BACE1 and presenilin/γ-secretase regulate proteolytic processing of KCNE1 and 2, auxiliary subunits of voltage-gated potassium channels
- FASEB journal : official publication of the Federation of American Societies for Experimental Biology
- Published over 7 years ago
BACE1 and presenilin (PS)/γ-secretase play a major role in Alzheimer’s disease pathogenesis by regulating amyloid-β peptide generation. We recently showed that these secretases also regulate the processing of voltage-gated sodium channel auxiliary β-subunits and thereby modulate membrane excitability. Here, we report that KCNE1 and KCNE2, auxiliary subunits of voltage-gated potassium channels, undergo sequential cleavage mediated by either α-secretase and PS/γ-secretase or BACE1 and PS/γ-secretase in cells. Elevated α-secretase or BACE1 activities increased C-terminal fragment (CTF) levels of KCNE1 and 2 in human embryonic kidney (HEK293T) and rat neuroblastoma (B104) cells. KCNE-CTFs were then further processed by PS/γ-secretase to KCNE intracellular domains. These KCNE cleavages were specifically blocked by chemical inhibitors of the secretases in the same cell models. We also verified our results in mouse cardiomyocytes and cultured primary neurons. Endogenous KCNE1- and KCNE2-CTF levels increased by 2- to 4-fold on PS/γ-secretase inhibition or BACE1 overexpression in these cells.

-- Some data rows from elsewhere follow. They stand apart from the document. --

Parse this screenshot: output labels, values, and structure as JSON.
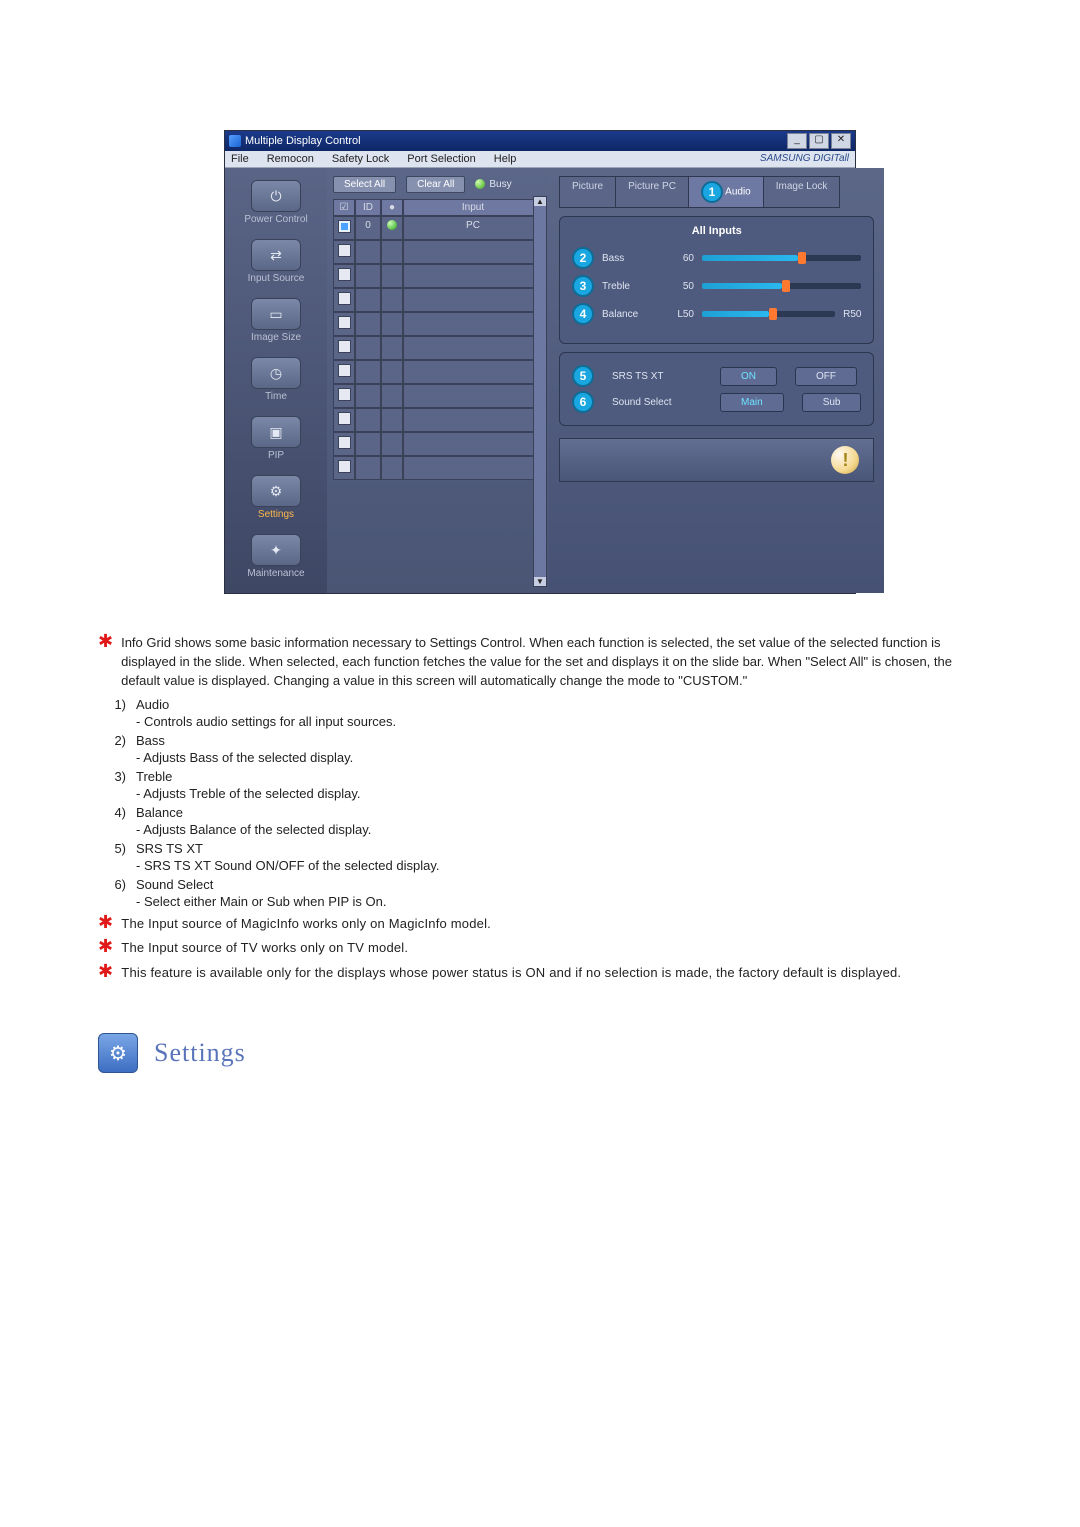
{
  "window": {
    "title": "Multiple Display Control",
    "brand": "SAMSUNG DIGITall"
  },
  "menu": [
    "File",
    "Remocon",
    "Safety Lock",
    "Port Selection",
    "Help"
  ],
  "sidebar": {
    "items": [
      {
        "label": "Power Control",
        "glyph": "⏻"
      },
      {
        "label": "Input Source",
        "glyph": "⇄"
      },
      {
        "label": "Image Size",
        "glyph": "▭"
      },
      {
        "label": "Time",
        "glyph": "◷"
      },
      {
        "label": "PIP",
        "glyph": "▣"
      },
      {
        "label": "Settings",
        "glyph": "⚙"
      },
      {
        "label": "Maintenance",
        "glyph": "✦"
      }
    ]
  },
  "grid": {
    "select_all": "Select All",
    "clear_all": "Clear All",
    "busy": "Busy",
    "headers": {
      "chk": "☑",
      "id": "ID",
      "status": "●",
      "input": "Input"
    },
    "rows": [
      {
        "checked": true,
        "id": "0",
        "status": "on",
        "input": "PC"
      },
      {
        "checked": false,
        "id": "",
        "status": "",
        "input": ""
      },
      {
        "checked": false,
        "id": "",
        "status": "",
        "input": ""
      },
      {
        "checked": false,
        "id": "",
        "status": "",
        "input": ""
      },
      {
        "checked": false,
        "id": "",
        "status": "",
        "input": ""
      },
      {
        "checked": false,
        "id": "",
        "status": "",
        "input": ""
      },
      {
        "checked": false,
        "id": "",
        "status": "",
        "input": ""
      },
      {
        "checked": false,
        "id": "",
        "status": "",
        "input": ""
      },
      {
        "checked": false,
        "id": "",
        "status": "",
        "input": ""
      },
      {
        "checked": false,
        "id": "",
        "status": "",
        "input": ""
      },
      {
        "checked": false,
        "id": "",
        "status": "",
        "input": ""
      }
    ]
  },
  "tabs": {
    "picture": "Picture",
    "picture_pc": "Picture PC",
    "audio": "Audio",
    "image_lock": "Image Lock",
    "callout_audio": "1"
  },
  "audio_panel": {
    "title": "All Inputs",
    "bass": {
      "label": "Bass",
      "value": "60",
      "pct": 60,
      "callout": "2"
    },
    "treble": {
      "label": "Treble",
      "value": "50",
      "pct": 50,
      "callout": "3"
    },
    "balance": {
      "label": "Balance",
      "left": "L50",
      "right": "R50",
      "pct": 50,
      "callout": "4"
    },
    "srs": {
      "label": "SRS TS XT",
      "on": "ON",
      "off": "OFF",
      "callout": "5"
    },
    "sound_select": {
      "label": "Sound Select",
      "main": "Main",
      "sub": "Sub",
      "callout": "6"
    }
  },
  "doc": {
    "intro": "Info Grid shows some basic information necessary to Settings Control. When each function is selected, the set value of the selected function is displayed in the slide. When selected, each function fetches the value for the set and displays it on the slide bar. When \"Select All\" is chosen, the default value is displayed. Changing a value in this screen will automatically change the mode to \"CUSTOM.\"",
    "items": [
      {
        "n": "1)",
        "title": "Audio",
        "desc": "- Controls audio settings for all input sources."
      },
      {
        "n": "2)",
        "title": "Bass",
        "desc": "- Adjusts Bass of the selected display."
      },
      {
        "n": "3)",
        "title": "Treble",
        "desc": "- Adjusts Treble of the selected display."
      },
      {
        "n": "4)",
        "title": "Balance",
        "desc": "- Adjusts Balance of the selected display."
      },
      {
        "n": "5)",
        "title": "SRS TS XT",
        "desc": "- SRS TS XT Sound ON/OFF of the selected display."
      },
      {
        "n": "6)",
        "title": "Sound Select",
        "desc": "- Select either Main or Sub when PIP is On."
      }
    ],
    "notes": [
      "The Input source of MagicInfo works only on MagicInfo model.",
      "The Input source of TV works only on TV model.",
      "This feature is available only for the displays whose power status is ON and if no selection is made, the factory default is displayed."
    ],
    "heading": "Settings"
  }
}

Furthermore, the elevated BACE1 activity increased KCNE1 processing and shifted KCNE1/KCNQ1 channel activation curve to more positive potentials in HEK cells. KCNE1/KCNQ1 channel is a cardiac potassium channel complex, and the positive shift would lead to a decrease in membrane repolarization during cardiac action potential. Together, these results clearly showed that KCNE1 and KCNE2 cleavages are regulated by BACE1 and PS/γ-secretase activities under physiological conditions. Our results also suggest a functional role of KCNE cleavage in regulating voltage-gated potassium channels.-Sachse, C. C., Kim, Y. H., Agsten, M., Huth, T., Alzheimer, C., Kovacs, D. M., and Kim, D. Y. BACE1 and presenilin/γ-secretase regulate proteolytic processing of KCNE1 and 2, auxiliary subunits of voltage-gated potassium channels.